Exercise 6

By Laura Edwards

I found a bunch of old creative writing assignments in a notebook while cleaning last week.

During my sophomore year of college, I started my intermediate fiction writing class with a prompt and 30 minutes to write. I don’t remember the prompt for “Exercise 6,” the first half of which is included below, but I’m not sure that much matters.

Mom and Taylor under the counter

When I was sixteen years old, my mother had a little girl. She and Dad named her Anna Taylor after my great-grandmothers and decided to call her Taylor. Mom and Dad hadn’t planned the pregnancy; it was a “surprise.”

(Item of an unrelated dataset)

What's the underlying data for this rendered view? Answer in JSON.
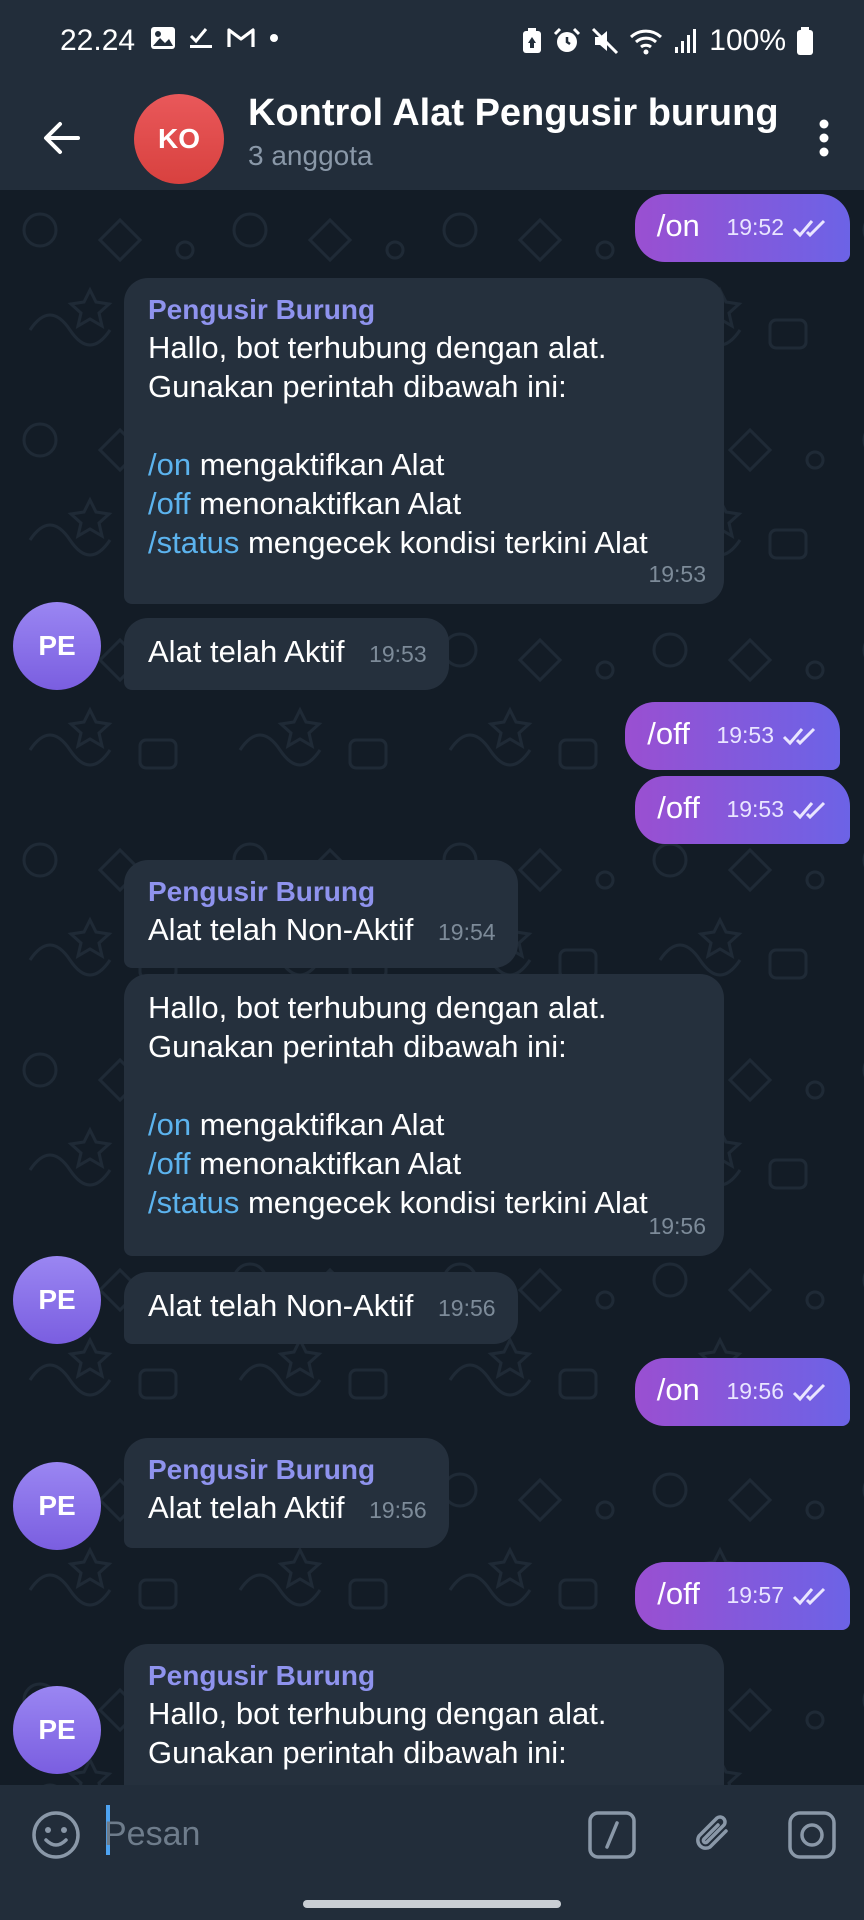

It took a long time getting used to seeing Mom in maternity clothes. Mom has much better taste in clothes than I do, and she sure has the looks to go with it. She was a beauty queen in college, but in the classic pretty sort of way, not in the ditzy “I’m easy” kind of way. She was also like the most well-respected person in all of Charlotte because she headed up every volunteer organization she ever joined. She gave all the inner-city kids hope and kept the symphony from going broke. She even got the meet the President of the United States once. Too many people were counting on her; she was way too busy to have a baby.

Mom told me that she was pregnant one day when I came home from school. I was a fifteen-year-old sophomore, and she was forty. She was sitting cross-legged on the carpeted floor of her walk-in closet rummaging through some old photographs when she must have heard me come in.

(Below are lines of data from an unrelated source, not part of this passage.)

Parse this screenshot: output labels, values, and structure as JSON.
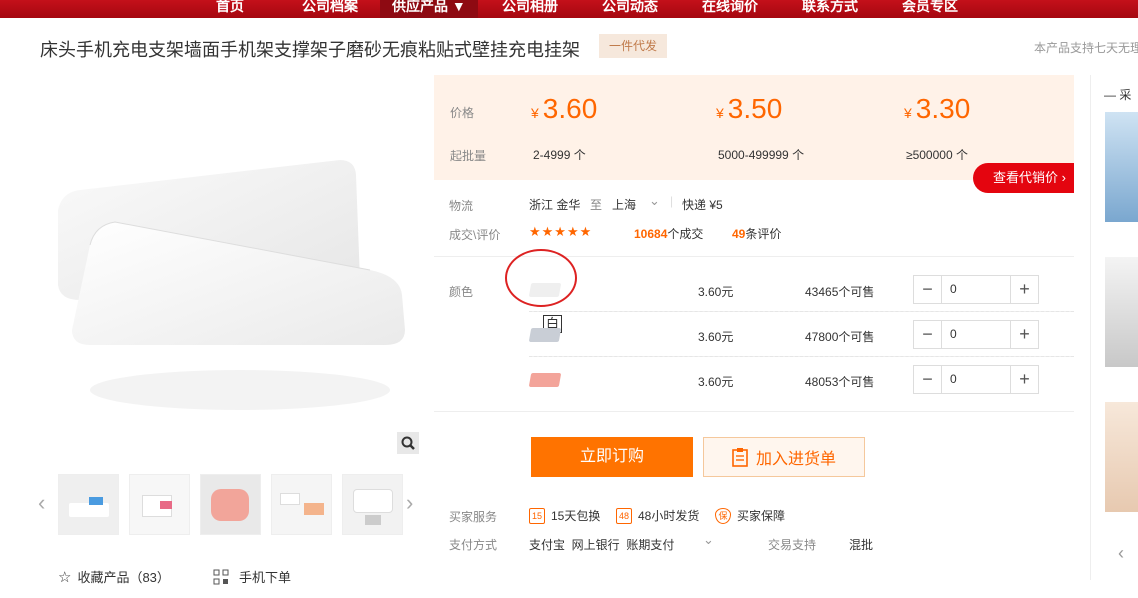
{
  "nav": {
    "items": [
      "首页",
      "公司档案",
      "供应产品 ▼",
      "公司相册",
      "公司动态",
      "在线询价",
      "联系方式",
      "会员专区"
    ],
    "active_index": 2
  },
  "product": {
    "title": "床头手机充电支架墙面手机架支撑架子磨砂无痕粘贴式壁挂充电挂架",
    "badge": "一件代发",
    "right_note": "本产品支持七天无理"
  },
  "price": {
    "price_label": "价格",
    "batch_label": "起批量",
    "currency": "¥",
    "tiers": [
      {
        "price": "3.60",
        "qty": "2-4999 个"
      },
      {
        "price": "3.50",
        "qty": "5000-499999 个"
      },
      {
        "price": "3.30",
        "qty": "≥500000 个"
      }
    ],
    "agent_button": "查看代销价 ›"
  },
  "logistics": {
    "label": "物流",
    "from": "浙江 金华",
    "to_word": "至",
    "to": "上海",
    "dropdown_icon": "chevron-down-icon",
    "express": "快递 ¥5"
  },
  "deals": {
    "label": "成交\\评价",
    "stars": "★★★★★",
    "rating": 4.5,
    "count": "10684",
    "count_suffix": "个成交",
    "reviews": "49",
    "reviews_suffix": "条评价"
  },
  "colors": {
    "label": "颜色",
    "tooltip": "白",
    "variants": [
      {
        "swatch": "#efefef",
        "price": "3.60元",
        "stock": "43465个可售",
        "qty": "0"
      },
      {
        "swatch": "#c9ced6",
        "price": "3.60元",
        "stock": "47800个可售",
        "qty": "0"
      },
      {
        "swatch": "#f3a49a",
        "price": "3.60元",
        "stock": "48053个可售",
        "qty": "0"
      }
    ]
  },
  "actions": {
    "buy": "立即订购",
    "cart": "加入进货单"
  },
  "services": {
    "label": "买家服务",
    "items": [
      {
        "icon": "15",
        "text": "15天包换"
      },
      {
        "icon": "48",
        "text": "48小时发货"
      },
      {
        "icon": "保",
        "text": "买家保障"
      }
    ]
  },
  "payment": {
    "label": "支付方式",
    "methods": "支付宝  网上银行  账期支付",
    "trade_label": "交易支持",
    "trade_value": "混批"
  },
  "gallery": {
    "favorite": "收藏产品（83）",
    "mobile": "手机下单"
  },
  "right_column": {
    "heading": "— 采"
  },
  "theme": {
    "brand_red": "#c4101a",
    "accent_orange": "#ff7300"
  }
}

“Hi, sweetheart,” she called. “Do you think you could come here for a second?”

I dropped my backpack in the front hall and trotted upstairs.

She asked me how my day had been, as usual. I told her it had been long, as usual. Then she just came out and said it. No buildup or anything.

“I’m pregnant, Laura.”

At first, I thought she was joking. I kept waiting for the punch line, but she just sat there, her eyes searching mine. And then: “I’m due in August.” She was in gray leggings and an old sweatshirt, and a headband held her short blonde hair out of her eyes. My mother was beautiful, even in her housecleaning outfit. I was only five when my little brother was born, but my memory was pretty clear: he was born in the summer and she was hot and miserable and worn out and the ’80s maternity clothes were too ugly for her classy looks.

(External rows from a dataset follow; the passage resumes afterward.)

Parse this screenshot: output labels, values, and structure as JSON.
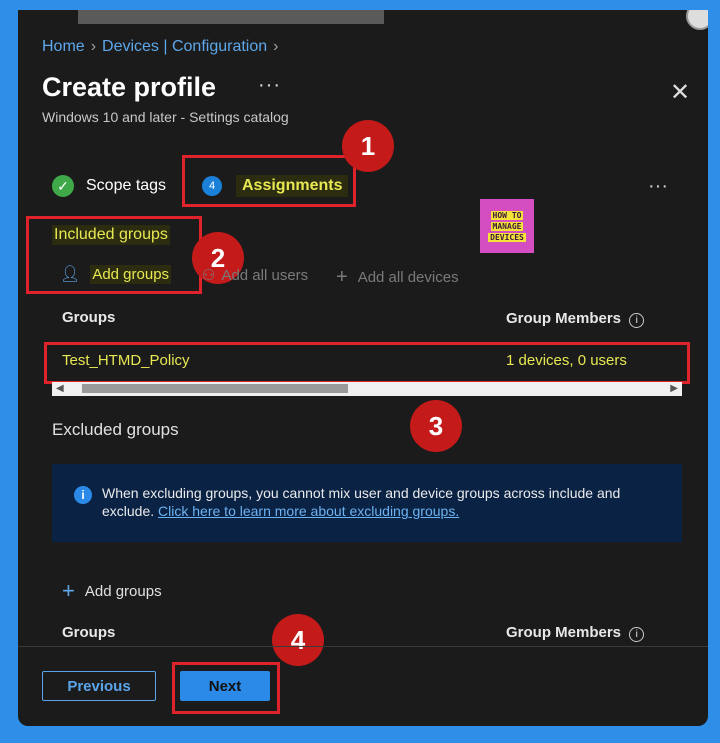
{
  "breadcrumb": {
    "home": "Home",
    "devices": "Devices | Configuration"
  },
  "page": {
    "title": "Create profile",
    "subtitle": "Windows 10 and later - Settings catalog",
    "more": "···"
  },
  "steps": {
    "scope": "Scope tags",
    "assignments": "Assignments",
    "assignments_number": "4"
  },
  "included": {
    "label": "Included groups",
    "add_groups": "Add groups",
    "add_all_users": "Add all users",
    "add_all_devices": "Add all devices",
    "col_groups": "Groups",
    "col_members": "Group Members",
    "rows": [
      {
        "group": "Test_HTMD_Policy",
        "members": "1 devices, 0 users"
      }
    ]
  },
  "excluded": {
    "label": "Excluded groups",
    "info_text": "When excluding groups, you cannot mix user and device groups across include and exclude.",
    "info_link": "Click here to learn more about excluding groups.",
    "add_groups": "Add groups",
    "col_groups": "Groups",
    "col_members": "Group Members"
  },
  "logo": {
    "line1": "HOW TO",
    "line2": "MANAGE",
    "line3": "DEVICES"
  },
  "annotations": [
    "1",
    "2",
    "3",
    "4"
  ],
  "footer": {
    "previous": "Previous",
    "next": "Next"
  },
  "colors": {
    "accent": "#2b8ae8",
    "highlight": "#e8e852",
    "annotation": "#e0232a"
  }
}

I still don’t know whether I was hurt, or sad, or mad, or what. It was all just too weird. I ran out of the room and didn’t speak to her for the rest of the afternoon. Better to remain silent than to say the wrong thing and hurt her feelings. It was rainy and cold outside, and I put on my headphones and my Nikes and sprinted the two miles to my best friend’s house to cry to HER in HER closet. It was so cold, the tears froze on my face as I ran. It wasn’t fair.

Often, we don’t know what we have until we’re in danger of losing it.